- Developer: Sushee
- Publisher: Square Enix Collective
- Platforms: Microsoft Windows, macOS, Linux, Nintendo Switch, PlayStation 4, Xbox One
- Release: Microsoft Windows, macOSWW: 14 April 2016; LinuxWW: 21 June 2016; Nintendo SwitchWW: 26 April 2018; PlayStation 4, Xbox OneWW: 18 December 2020;
- Genres: Graphic adventure, puzzle
- Mode: Single-player

= Goetia (video game) =

2016 point-and-click adventure video game

Goetia is a graphic adventure puzzle video game developed by Sushee and published by Square Enix Collective for Microsoft Windows, macOS, Linux, Nintendo Switch, PlayStation 4 and Xbox One.

== Reception ==
Goetia received an aggregate score of 79/100 on Metacritic for the PC version.
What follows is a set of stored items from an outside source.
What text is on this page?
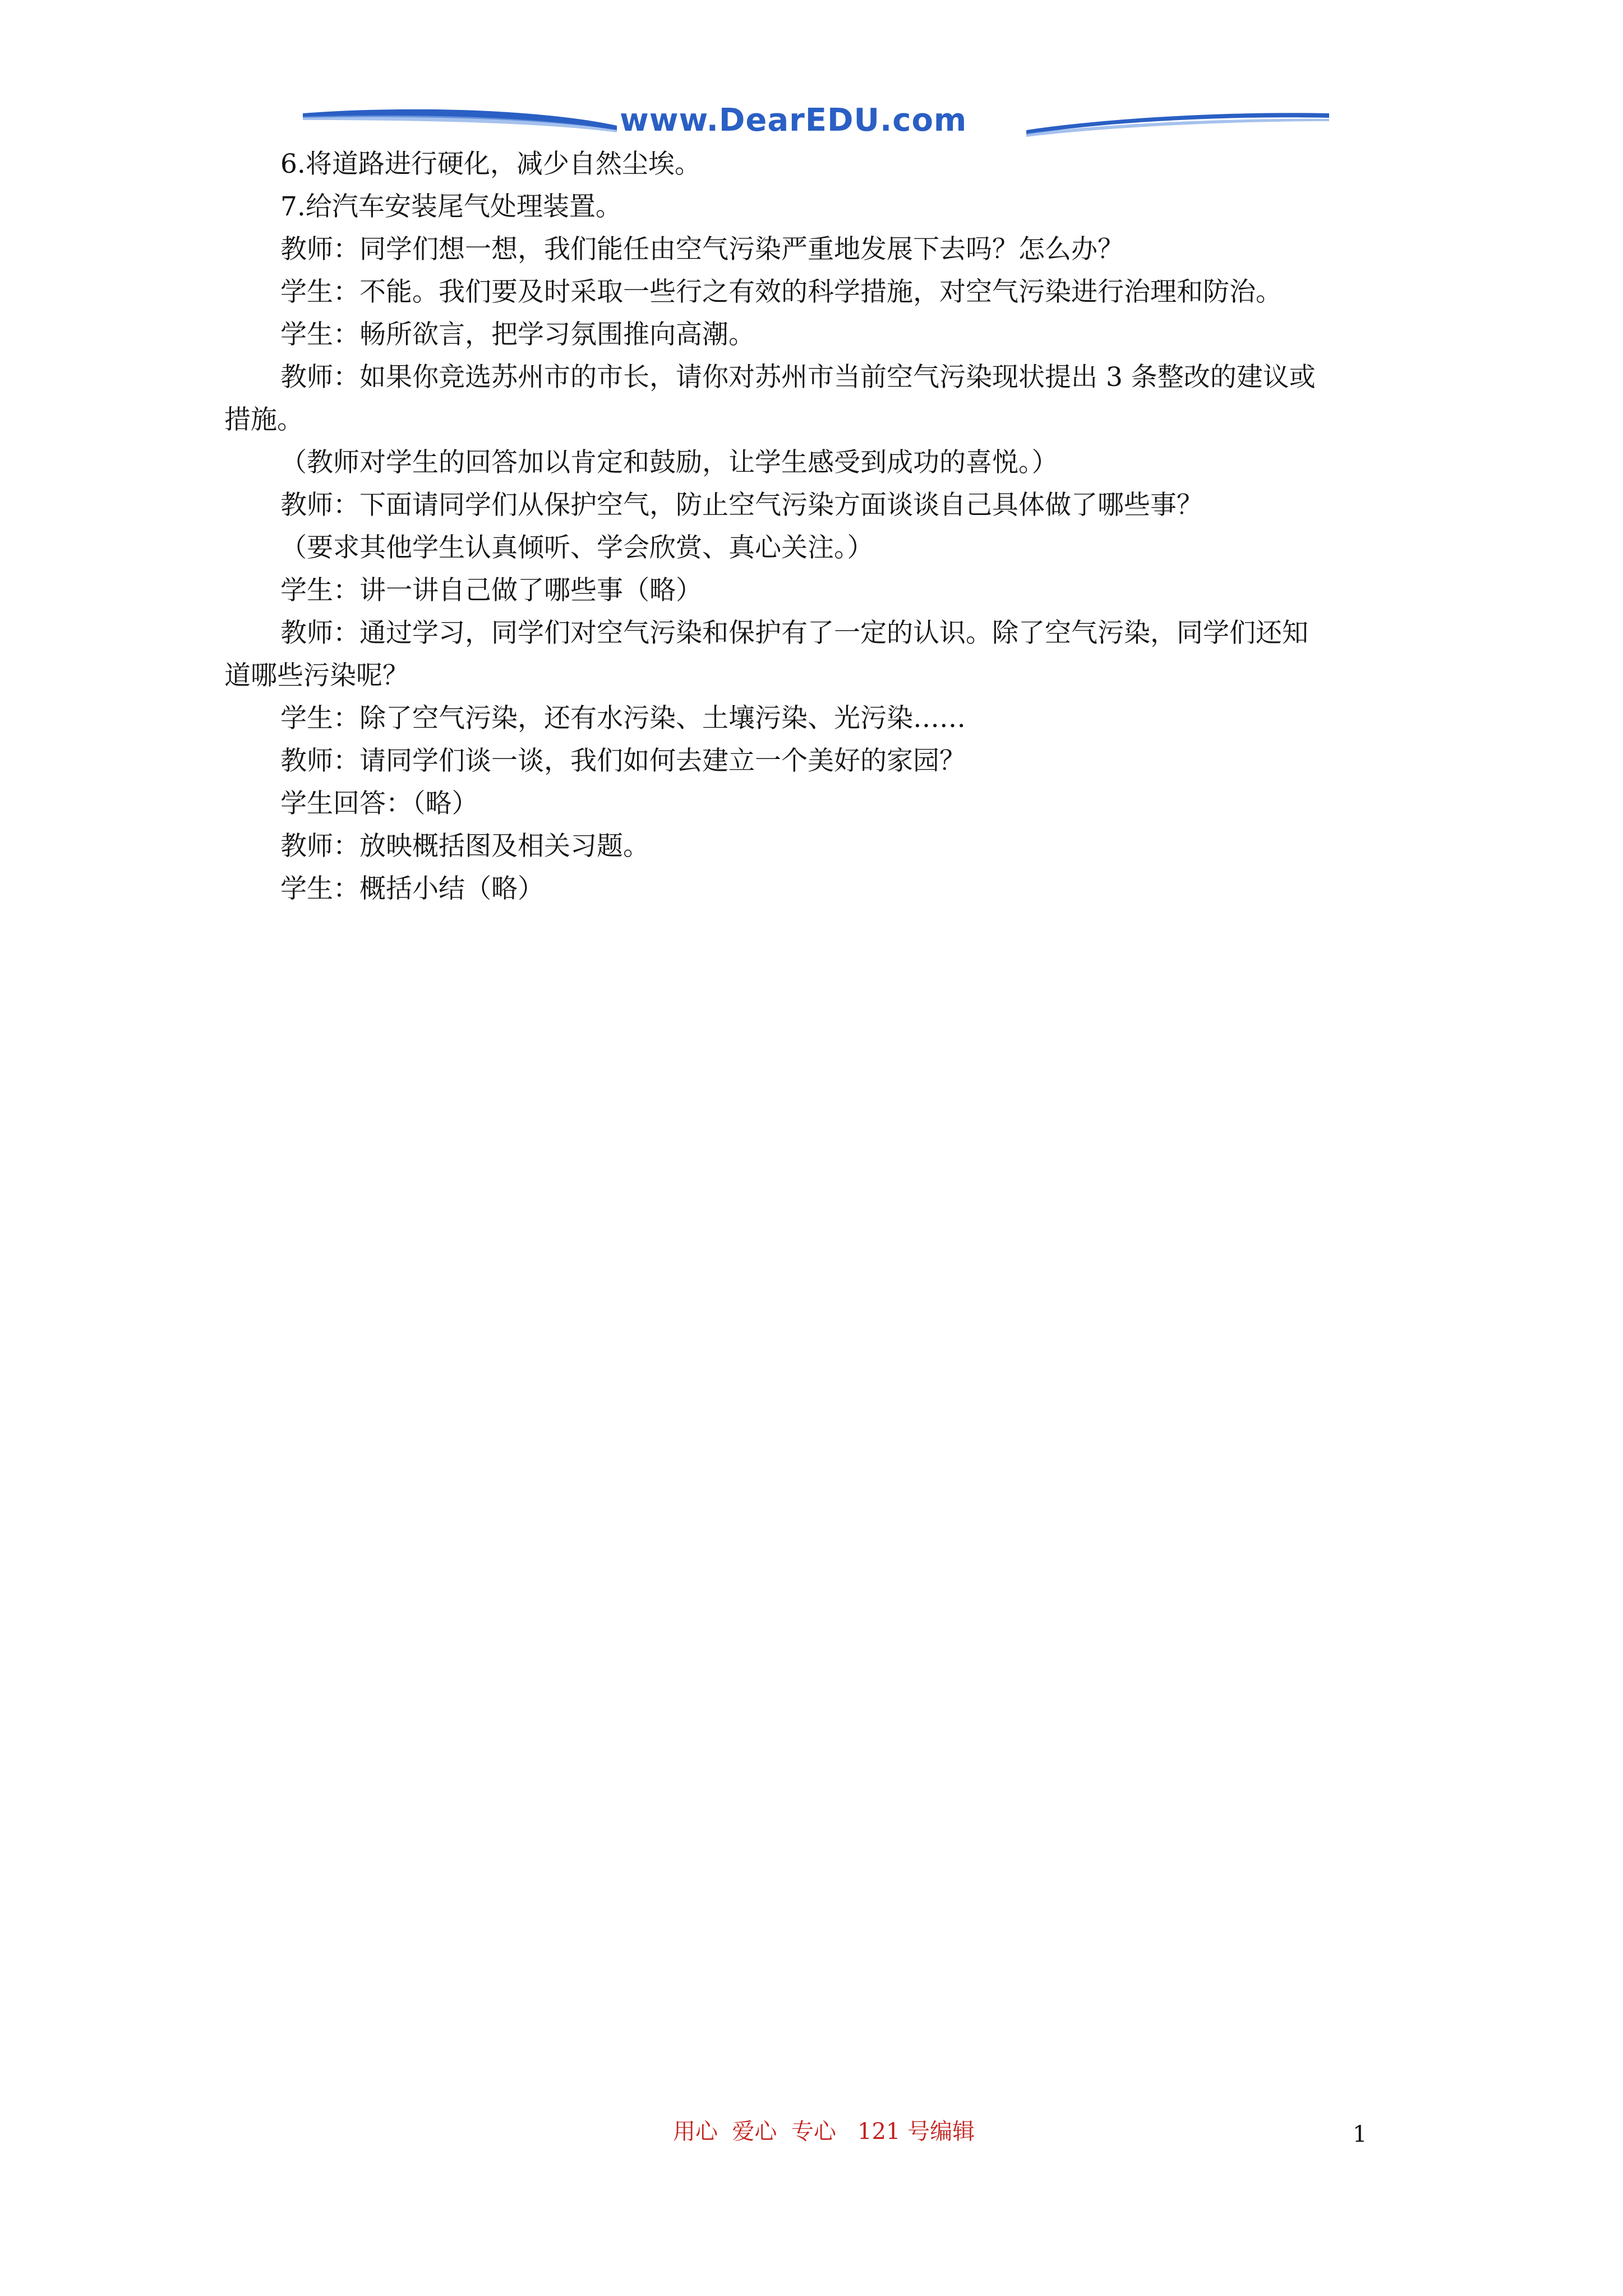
www.DearEDU.com

6.将道路进行硬化，减少自然尘埃。

7.给汽车安装尾气处理装置。

教师：同学们想一想，我们能任由空气污染严重地发展下去吗？怎么办？

学生：不能。我们要及时采取一些行之有效的科学措施，对空气污染进行治理和防治。

学生：畅所欲言，把学习氛围推向高潮。

教师：如果你竞选苏州市的市长，请你对苏州市当前空气污染现状提出 3 条整改的建议或

措施。

（教师对学生的回答加以肯定和鼓励，让学生感受到成功的喜悦。）

教师：下面请同学们从保护空气，防止空气污染方面谈谈自己具体做了哪些事？

（要求其他学生认真倾听、学会欣赏、真心关注。）

学生：讲一讲自己做了哪些事（略）

教师：通过学习，同学们对空气污染和保护有了一定的认识。除了空气污染，同学们还知

道哪些污染呢？

学生：除了空气污染，还有水污染、土壤污染、光污染……

教师：请同学们谈一谈，我们如何去建立一个美好的家园？

学生回答：（略）

教师：放映概括图及相关习题。

学生：概括小结（略）

用心  爱心  专心   121 号编辑	1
Courtney Ehrenhofler of Adventure Gamers rated it 5/5 stars, calling it "beautifully crafted and intricately complex", and the artwork "gorgeous", but criticizing the game's lack of a hint system. Dejan Stojilovic of PLAY! Magazine rated the game 8.5/10, praising the graphics and "excellent background music", but also remarking that the lack of hints made the game cruel to beginners, and may result in them quitting the game. David Soriano of IGN Spain rated the game 7.7/10, saying that it stands out for the quality of its writing, but criticizing its heavy difficulty, which requires the player to use pen and paper to take notes.

Jon Cousins of Nintendo Life rated the game's Switch version 7/10 stars, calling it "flawed, yet engrossing".

==Sequel==
A sequel, Goetia 2, was released on May 19, 2022.